Lisa O'Carroll Brexit correspondent 

Nine in 10 firms say Brexit affecting recruitment – CBI

Business group warns of growing shortages across all skills levels
  
  

A man looks at job adverts in the window of a recruitment centre
A man looks at job adverts in the window of a recruitment centre. Photograph: Carl Court/AFP/Getty Images

Nine in 10 businesses say Brexit has affected their ability to recruit and train staff this year, the Confederation of British Industry has said.

The Recruitment and Employment Confederation, the professional body for the recruitment industry, says the public sector, including the NHS and schools, face up to seven more years of skills shortages, based on current demand.

On Thursday the Office for National Statistics said the number of EU citizens coming to the UK for work had fallen to a six-year low.

Matthew Fell, the CBI’s chief UK policy director, said: “These latest statistics highlight the continuing trend of falling net EU migration amid growing shortages across all skills levels in the UK. Ninety-two per cent of businesses cited Brexit as impacting their ability to recruit and train staff in 2018. This means hospitals, schools and housebuilders are already struggling to get the staff they need.

“Banning workers from overseas earning less than £30,000 [as proposed by the government’s migration advisory committee] will only make this worse.”
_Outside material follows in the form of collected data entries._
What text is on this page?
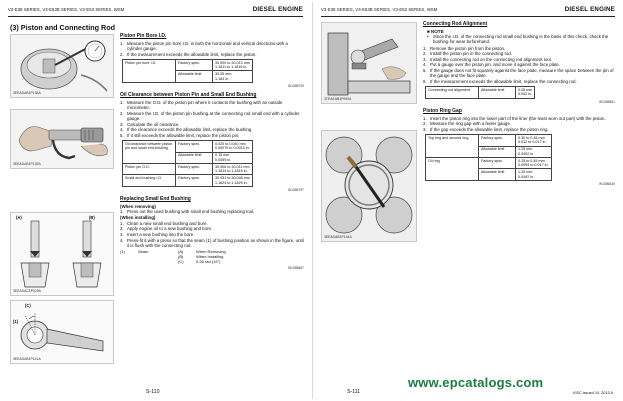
V3-E38 SERIES, V3-E53B SERIES, V3-E53 SERIES, WSM	DIESEL ENGINE
(3) Piston and Connecting Rod
3EEADAB1P138A
3EEADAB1P139A
(A)	(B)
3EEADAC1P025A
(C)
(1)
3EEADAB1P141A
Piston Pin Bore I.D.
1. Measure the piston pin bore I.D. in both the horizontal and vertical directions with a cylinder gauge.
2. If the measurement exceeds the allowable limit, replace the piston.
Piston pin bore I.D.	Factory spec.	30.000 to 30.013 mm
1.1811 to 1.1816 in.
	Allowable limit	30.05 mm
1.183 in.
W1085700
Oil Clearance between Piston Pin and Small End Bushing
1. Measure the O.D. of the piston pin where it contacts the bushing with an outside micrometer.
2. Measure the I.D. of the piston pin bushing at the connecting rod small end with a cylinder gauge.
3. Calculate the oil clearance.
4. If the clearance exceeds the allowable limit, replace the bushing.
5. If it still exceeds the allowable limit, replace the piston pin.
Oil clearance between piston pin and small end bushing	Factory spec.	0.020 to 0.040 mm
0.00079 to 0.0015 in.
	Allowable limit	0.15 mm
0.0059 in.
Piston pin O.D.	Factory spec.	30.006 to 30.011 mm
1.1814 to 1.1815 in.
Small end bushing I.D.	Factory spec.	30.031 to 30.046 mm
1.1824 to 1.1829 in.
W1085797
Replacing Small End Bushing
(When removing)
1. Press out the used bushing with small end bushing replacing tool.
(When installing)
1. Clean a new small end bushing and bore.
2. Apply engine oil to a new bushing and bore.
3. Insert a new bushing into the bore.
4. Press-fit it with a press so that the seam (1) of bushing position as shown in the figure, until it is flush with the connecting rod.
(1)	Seam	(A)	When Removing
(B)	When Installing
(C)	0.26 rad (15°)
W1085867
S-110
V3-E38 SERIES, V3-E53B SERIES, V3-E53 SERIES, WSM	DIESEL ENGINE
3TEAEAB1P050A
3EEADAB1P144A
Connecting Rod Alignment
■ NOTE
• Since the I.D. of the connecting rod small end bushing is the basis of this check, check the bushing for wear beforehand.
1. Remove the piston pin from the piston.
2. Install the piston pin in the connecting rod.
3. Install the connecting rod on the connecting rod alignment tool.
4. Put a gauge over the piston pin, and move it against the face plate.
5. If the gauge does not fit squarely against the face plate, measure the space between the pin of the gauge and the face plate.
6. If the measurement exceeds the allowable limit, replace the connecting rod.
Connecting rod alignment	Allowable limit	0.05 mm
0.002 in.
W1085851
Piston Ring Gap
1. Insert the piston ring into the lower part of the liner (the least worn out part) with the piston.
2. Measure the ring gap with a feeler gauge.
3. If the gap exceeds the allowable limit, replace the piston ring.
Top ring and second ring	Factory spec.	0.30 to 0.45 mm
0.012 to 0.017 in.
	Allowable limit	1.25 mm
0.0492 in.
Oil ring	Factory spec.	0.25 to 0.45 mm
0.0099 to 0.017 in.
	Allowable limit	1.25 mm
0.0492 in.
W1086430
S-111	KiSC issued 10, 2013 A
www.epcatalogs.com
Research by the REC found that candidate availability was falling month on month, with 75% of employers saying they had little or no capacity to expand.

Its report, Public Sector 2025, forecasts a seven-year shortage even before a post-Brexit migration crackdown. Data collated in the report shows that 10,000 EU staff have left the NHS since the EU referendum.

It said 77% of recruitment specialists thought there would be shortages in health and carer roles in the next five years, and half of school recruiters expected teacher shortages in the same period.

Net migration from the EU to the UK was 74,000 in the year to June 2018, the lowest since 2012.